Moi… Je voulais pas y croire, je voulais pas croire que je reverrais jamais mes frères, mes amis, ma famille… Je voulais pas accepter que tout ce que j'avais connu était maintenant de l'autre côté d'un mur que je pourrais jamais franchir, que je pouvais pas péter, que je pouvais ne serais-ce que voir au travers… Mes petites routines aussi. C'était pas grand chose, juste des trucs comme saluer la mamie du coin quand elle promenait son chien, ou prendre un kebab tout les deuxièmes dimanches du mois. Ou juste aller dans cet hôpital de merde, j'arrivais pas à me faire à l'idée que j'allais devoir passer à autre chose.


Les deux hommes s'arrêtent de parler, ces souvenirs des Frontrooms étant encore douloureux. Ils décident d'admirer le vide, pour finalement se rendre compte que la masse noire s'est considérablement rapprochée. Alors en attente de leur fin certaine, ils décident de poursuivre leur funeste discussion.

Et sinon, Qu'as-tu fais après avoir atterri ici, dans les backrooms ?

L'équipe du Dépôt Éternel m'a ramené à l'une de leur base, et peu après, je faisais partie des leurs. J'ai effectué quelques missions pour eux, avant que mes talents d'artisans ne me propulsent au rang d'Artisan du Voile.

Tu saurais me raconter une mission ?

Honnêtement, je sais pas trop. Ah si, il y a bien celle où on a récupéré les données du M.E.G. sur le Dispositif d'Hermès.

Le… truc avec le cerveau ? J'ai déjà vu un type de l'U.E.C. s'enfuir avec un de ces machins.

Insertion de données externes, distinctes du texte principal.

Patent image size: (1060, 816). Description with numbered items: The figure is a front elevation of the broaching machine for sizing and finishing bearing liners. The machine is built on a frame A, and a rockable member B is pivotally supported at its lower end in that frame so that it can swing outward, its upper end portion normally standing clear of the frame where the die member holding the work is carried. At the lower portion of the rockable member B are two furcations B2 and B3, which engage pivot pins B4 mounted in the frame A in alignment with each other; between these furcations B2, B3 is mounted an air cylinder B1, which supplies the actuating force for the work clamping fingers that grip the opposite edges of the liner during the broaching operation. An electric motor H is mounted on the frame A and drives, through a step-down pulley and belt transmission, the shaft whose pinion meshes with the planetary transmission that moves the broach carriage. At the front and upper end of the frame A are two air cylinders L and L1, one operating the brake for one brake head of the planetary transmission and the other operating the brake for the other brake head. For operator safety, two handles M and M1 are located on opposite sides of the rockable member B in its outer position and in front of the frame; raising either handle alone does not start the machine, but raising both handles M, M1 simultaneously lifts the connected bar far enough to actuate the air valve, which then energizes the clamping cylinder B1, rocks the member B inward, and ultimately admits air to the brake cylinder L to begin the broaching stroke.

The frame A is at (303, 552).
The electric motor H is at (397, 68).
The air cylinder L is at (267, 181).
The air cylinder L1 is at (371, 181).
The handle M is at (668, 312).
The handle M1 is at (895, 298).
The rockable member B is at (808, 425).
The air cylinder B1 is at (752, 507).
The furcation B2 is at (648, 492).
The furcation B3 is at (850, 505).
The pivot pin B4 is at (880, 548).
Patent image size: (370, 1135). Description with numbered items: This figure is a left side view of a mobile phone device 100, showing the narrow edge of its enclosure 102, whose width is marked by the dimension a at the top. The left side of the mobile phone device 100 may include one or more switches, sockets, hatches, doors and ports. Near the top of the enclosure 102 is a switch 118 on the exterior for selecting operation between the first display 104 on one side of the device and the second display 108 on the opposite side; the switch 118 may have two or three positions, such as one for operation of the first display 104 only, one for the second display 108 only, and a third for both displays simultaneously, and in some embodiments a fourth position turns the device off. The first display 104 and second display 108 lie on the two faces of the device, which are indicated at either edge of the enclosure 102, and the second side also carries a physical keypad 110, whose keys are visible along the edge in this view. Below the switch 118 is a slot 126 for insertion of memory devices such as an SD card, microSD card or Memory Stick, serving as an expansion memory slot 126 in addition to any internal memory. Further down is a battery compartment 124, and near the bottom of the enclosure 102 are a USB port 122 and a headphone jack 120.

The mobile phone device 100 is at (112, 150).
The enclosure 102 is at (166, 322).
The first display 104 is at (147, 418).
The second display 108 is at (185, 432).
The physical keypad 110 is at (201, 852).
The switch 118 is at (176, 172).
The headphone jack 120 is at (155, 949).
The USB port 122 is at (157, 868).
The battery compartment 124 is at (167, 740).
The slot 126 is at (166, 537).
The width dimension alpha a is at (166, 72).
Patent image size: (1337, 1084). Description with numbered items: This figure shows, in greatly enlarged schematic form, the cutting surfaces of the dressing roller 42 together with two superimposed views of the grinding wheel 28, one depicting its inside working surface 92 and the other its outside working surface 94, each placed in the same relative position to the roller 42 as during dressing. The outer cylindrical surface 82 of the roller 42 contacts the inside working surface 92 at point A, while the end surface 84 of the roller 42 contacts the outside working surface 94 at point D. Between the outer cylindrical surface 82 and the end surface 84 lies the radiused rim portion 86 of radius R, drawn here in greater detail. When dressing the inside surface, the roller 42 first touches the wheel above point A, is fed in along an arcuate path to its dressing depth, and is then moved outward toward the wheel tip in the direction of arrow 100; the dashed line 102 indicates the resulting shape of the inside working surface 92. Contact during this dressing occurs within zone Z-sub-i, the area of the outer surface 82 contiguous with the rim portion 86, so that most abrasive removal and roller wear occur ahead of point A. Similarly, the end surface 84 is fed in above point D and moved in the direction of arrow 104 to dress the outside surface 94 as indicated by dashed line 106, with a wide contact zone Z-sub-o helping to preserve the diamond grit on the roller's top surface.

Ouais. Bon après je me souviens plus trop de la mission. Je sais qu'à la base, on n'était pas venu chercher ça. Quand on a trouvé cet objet dans la base de données, on s'est dit que ça pouvait rapporter beaucoup. On a failli se faire attraper bien trop de fois, ça ne m'étonnerait même que cette mission ait réduit mon espérance de vie vu le stress. Sinon tu faisais quoi dans le Cercle Ariane ?

Avant qu'il pète à cause de cette espèce de truc noir ? J'étais dans l'Équipe Hippocrate. C'est grossièrement des médecins.

Je sais, mais je croyais que le CA ne récupérait que les plus talentueux des personnes, des piliers dans leur métier. Pourtant tu m'as dit que tu travaillais dans un hôpital miteux.

Mes "talents" se sont énormément développés dans les Backrooms, comme si j'avais eu une épiphanie. Je bossais au M.E.G. quand un type du Cercle est venu pour me recruter. Au début, disons que j'avais pas envie, mais j'ai finalement accepté.

Et pourquoi tu avais refusé d'abord ? Il y a une raison particulière ?

À part que j'aimais bien être dans le campement du M.E.G., pas vraiment. Je me suis qu'un peu d'air frais me ferait pas de mal.

Ah d'accord. Sinon je vois qu'on n'a plus beaucoup de temps pour parler.


Intrigué par cette réplique d'Hibou, Fabien regarde autour de lui, juste pour se rendre compte que le vide a encore gagné du terrain, encadrant désormais le banc en lui-même, alors même que la lumière du lampadaire semble disparaître.

Ouais en effet, c'était un plaisir de te connaître Hibou.

Pas la peine de m'appeler comme ça. Pour toi, je serais "un ami".


Et juste après cette réponse d'Hibou, le vide consume la lampe du lampadaire, plongeant les deux amis dans le noir.